Gue ngeliatin post it yang ada tulisannya Guan Lin.

Sekarang semua jelas. Itu sengaja dia tempelin buat gue. Dia mau kasih tau gue dia kangen beberapa hari gak contact-an sama gue.

Kenapa gue bisa yakin gitu? Karena sebelum dia turun dia ngomong dengan suara kecil, "i thought i left enough sign." Mungkin dia kira cuma dia yang bisa denger, but i heard it clearly.

"Itu lo tau." Jawaban Niu bikin gue pengen jambak dia, sayang kita jauh-jauhan. Begitu gue gak liat Guan Lin selama dua hari gue pulang, gue langsung cerita ke Niu. Cerita perkiraan gue kenapa Guan Lin gak kesini, karena mungkin dia menghindari gue.

"Dasar lemah, gitu aja langsung diem." 

"Terus gue harus gimana?"

"Datengin, bodoh. Emang rumah lo rumah dia juga?"

"Basically, his second home."

"Second home isn't the same, Ling. Dia juga punya rumah. Gak setiap hari kali dia main ke rumah lo. Apalagi dia sama adek lo gak sekelas lagi."

Bener juga. Sebelum-sebelumnya semua kebetulan, kebetulan saat gue pulang dia main ke ruamh gue.
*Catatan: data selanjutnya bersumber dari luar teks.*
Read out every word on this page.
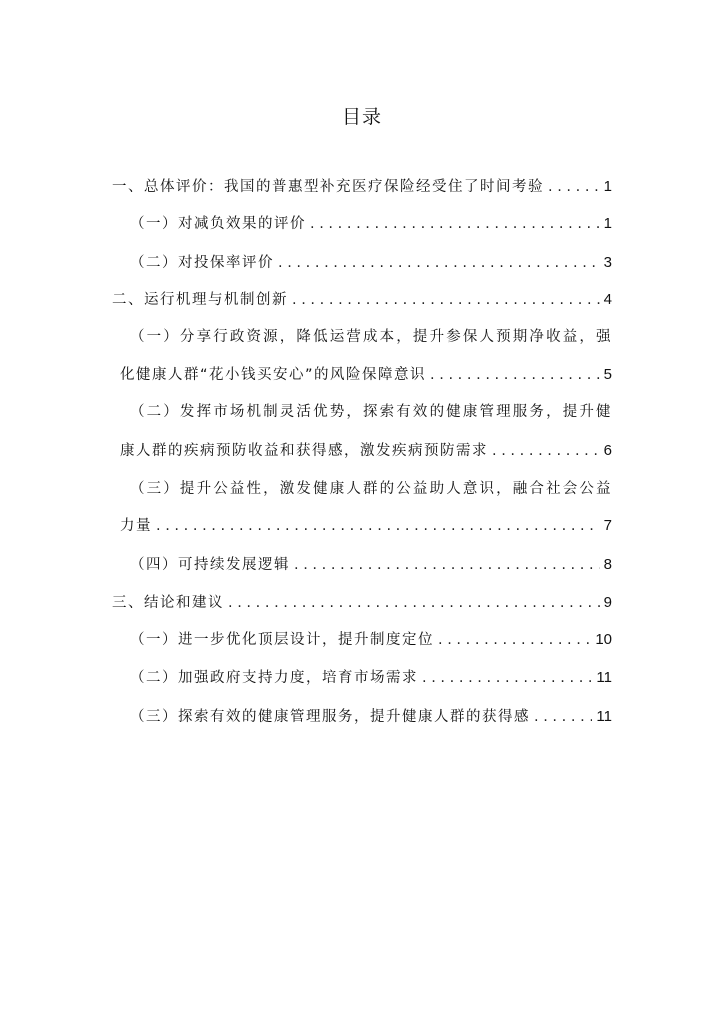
目录
一、总体评价：我国的普惠型补充医疗保险经受住了时间考验 . . .	1
（一）对减负效果的评价 . . .	1
（二）对投保率评价 . . .	3
二、运行机理与机制创新 . . .	4
（一）分享行政资源，降低运营成本，提升参保人预期净收益，强
化健康人群“花小钱买安心”的风险保障意识 . . .	5
（二）发挥市场机制灵活优势，探索有效的健康管理服务，提升健
康人群的疾病预防收益和获得感，激发疾病预防需求 . . .	6
（三）提升公益性，激发健康人群的公益助人意识，融合社会公益
力量 . . .	7
（四）可持续发展逻辑 . . .	8
三、结论和建议 . . .	9
（一）进一步优化顶层设计，提升制度定位 . . .	10
（二）加强政府支持力度，培育市场需求 . . .	11
（三）探索有效的健康管理服务，提升健康人群的获得感 . . .	11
Bukan berarti dia setiap hari ke rumah gue.

"Lo yakin gue harus datengin dia?"

"Iya."

"Kalau dia gak mau ketemu gue?" Tanya gue putus asa.
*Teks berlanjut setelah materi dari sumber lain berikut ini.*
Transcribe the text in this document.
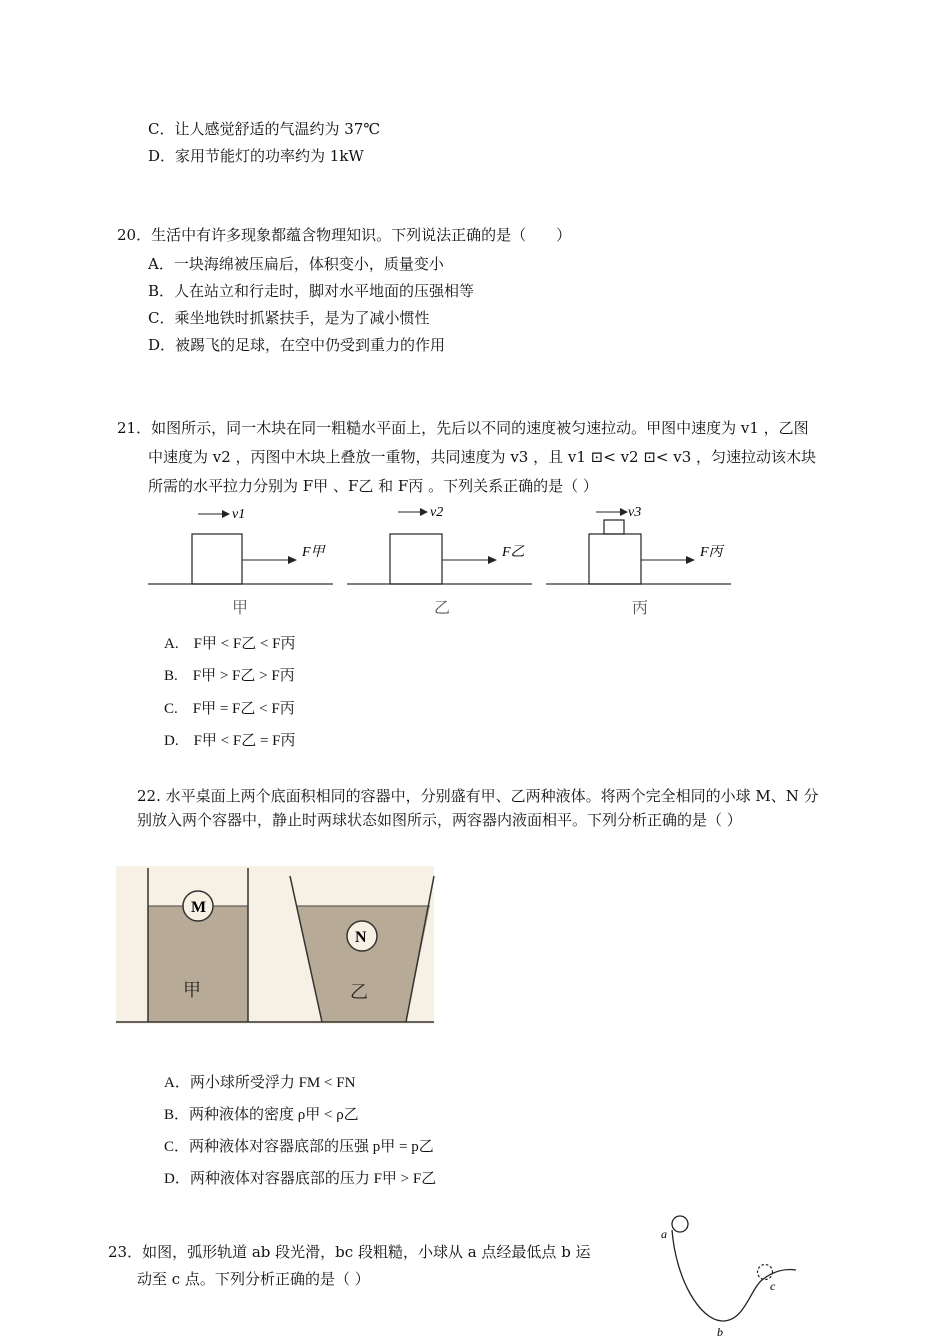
C．让人感觉舒适的气温约为 37℃
D．家用节能灯的功率约为 1kW
20．生活中有许多现象都蕴含物理知识。下列说法正确的是（　　）
A．一块海绵被压扁后，体积变小，质量变小
B．人在站立和行走时，脚对水平地面的压强相等
C．乘坐地铁时抓紧扶手，是为了减小惯性
D．被踢飞的足球，在空中仍受到重力的作用
21．如图所示，同一木块在同一粗糙水平面上，先后以不同的速度被匀速拉动。甲图中速度为 v1 ，乙图
中速度为 v2 ，丙图中木块上叠放一重物，共同速度为 v3 ，且 v1 ⊡< v2 ⊡< v3 ，匀速拉动该木块
所需的水平拉力分别为 F甲 、F乙 和 F丙 。下列关系正确的是（ ）
v1
F甲
甲
v2
F乙
乙
v3
F丙
丙
M
甲
N
乙
a
b
c
A.　F甲 < F乙 < F丙
B.　F甲 > F乙 > F丙
C.　F甲 = F乙 < F丙
D.　F甲 < F乙 = F丙
22. 水平桌面上两个底面积相同的容器中，分别盛有甲、乙两种液体。将两个完全相同的小球 M、N 分
别放入两个容器中，静止时两球状态如图所示，两容器内液面相平。下列分析正确的是（ ）
A．两小球所受浮力 FM < FN
B．两种液体的密度 ρ甲 < ρ乙
C．两种液体对容器底部的压强 p甲 = p乙
D．两种液体对容器底部的压力 F甲 > F乙
23．如图，弧形轨道 ab 段光滑，bc 段粗糙，小球从 a 点经最低点 b 运
动至 c 点。下列分析正确的是（ ）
"Lo gak akan tau dia mau ketemu lo atau gak sebelum lo coba sendiri."

"Kalau ternyata dia beneran gak mau ketemu gue? Buang muka, gak mau ngelirik gue, gue harus gimana?"

"Gila, dulu gue selalu ngebayangin kalau lo jatuh cinta atau patah hati gimana. Akhirnya kejadian juga. Lucu juga ya. HAHAHAHA" Niu ketawa kenceng sampe gue denger suara sesuatu jatuh. Gue yakin sesuatu itu seseorang dan seseorang itu Niu. Dia ngetawain gue sampe jatuh.

Gue mau nangis aja, bukannya dikasih saran malah diginiin.

"Setan kamu, Niu."

"HAHAHAHAHA" Niu malah ketawa makin keras. Yang lagi patah hati siapa yang gila siapa.

"Aduh iya maaf deh titisan iblisku sayang. Gue gak tahan denger lo seputus asa ini karena cowok."

Gue bisa ngebayangin dia ngelap ujung matanya yang berair karena ketawa terlalu bahagia.

"Udah, dengerin aja kata gue. Datengin. Tanya. Kalau dari awal dia nyuekin lo, yaudah. You should be thankful God shows you he is not good for you. Anggap aja jatuh cinta yang ini sebagai pelajaran."